São “gente” e políticos, uma espécie humana à parte, que habitam as fotos de Luis Humberto. O fotógrafo, pela diagramação simples e sensível, joga, uma ou outra vez, dentro do mundo dos “vivos” que participam e protestam, os que, olhar “severino”, apenas esperam. Aquela presença visual escassa de miséria faz com que ela se torne mais pungente. Os políticos, sob o olhar sorridente do fotógrafo, se transformam em gente. Atores inatos, eles continuam a sua representação no palco público, mas se deixam surpreender nas suas expressões humanas: tédio, pasmo, exuberância, desencanto, procura vã dos horizontes novos. Nesta fatia do trabalho, há algo que lembra os primeiros instantâneos das personalidades do mundo político feitos por Erich Salomon por volta de 1930. Na sua ausência, os acontecimentos diplomáticos perdiam o impacto. Da mesma forma os diálogos, cochichos, conversas e desconversas — os pratos do dia do Congresso — perderiam o seu sabor sem a presença de Luis Humberto.

Luis Humberto — editor-fotográfico — obriga o leitor indisciplinado à leitura ordenada. É bom aprender a não confundir o livro de fotografias com o assim frequentemente chamado “álbum de fotos”, que daria ao leitor o direito de um folhear disperso.

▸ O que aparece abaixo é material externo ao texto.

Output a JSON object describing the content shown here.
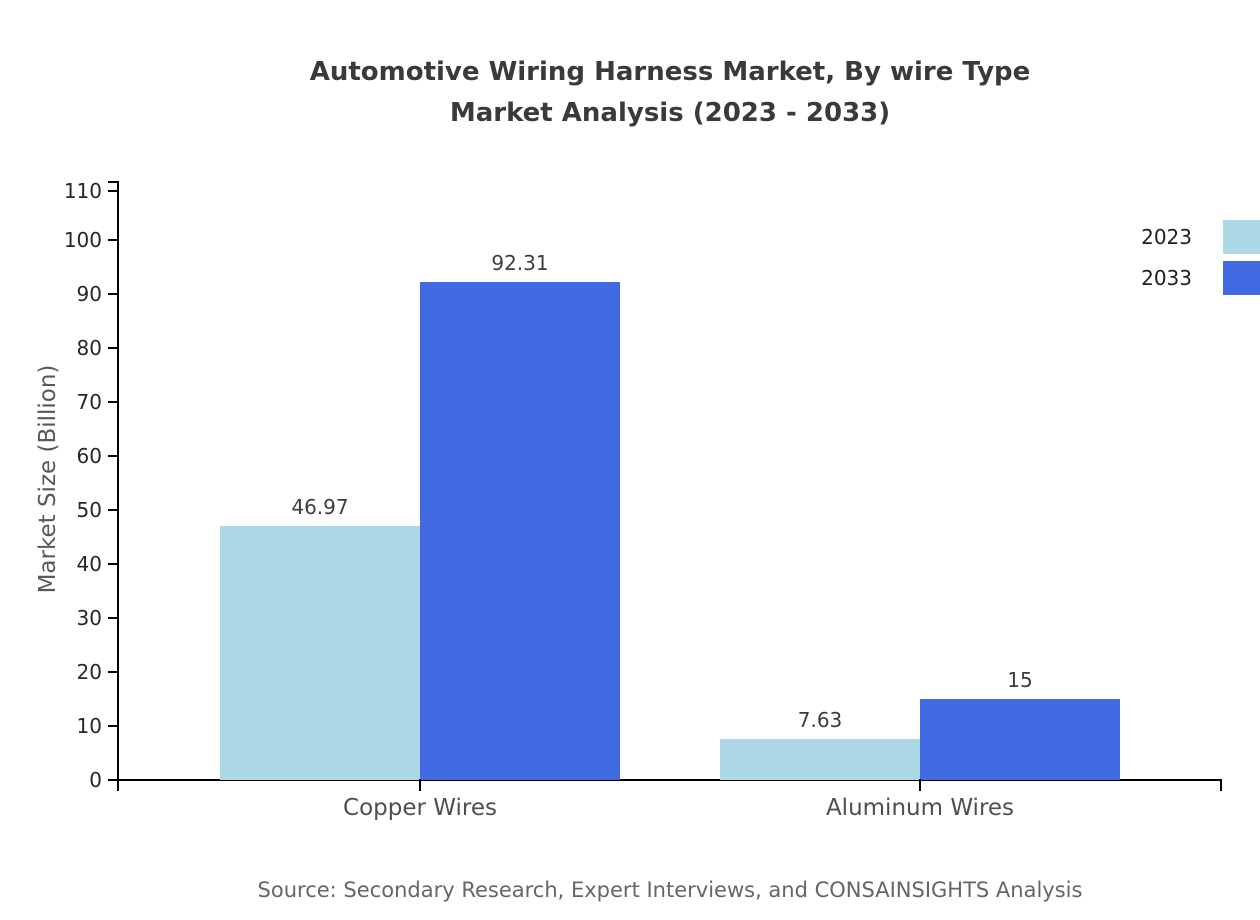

Luis Humberto, na concepção e execução do livro, fica coerente com as “notas e ideias nem sempre convergentes sobre a fotografia e ideologia”, o seu depoimento feito este ano durante o II Colóquio Latino-Americano de Fotografia no México: “É hora de deixarmos de nos preocupar em impor compromissos à fotografia para o cumprimento dos quais ela não se destina, e entendermos, finalmente, que sua verdadeira importância está na possibilidade de ser usada como caminho para compreendermos a vida”.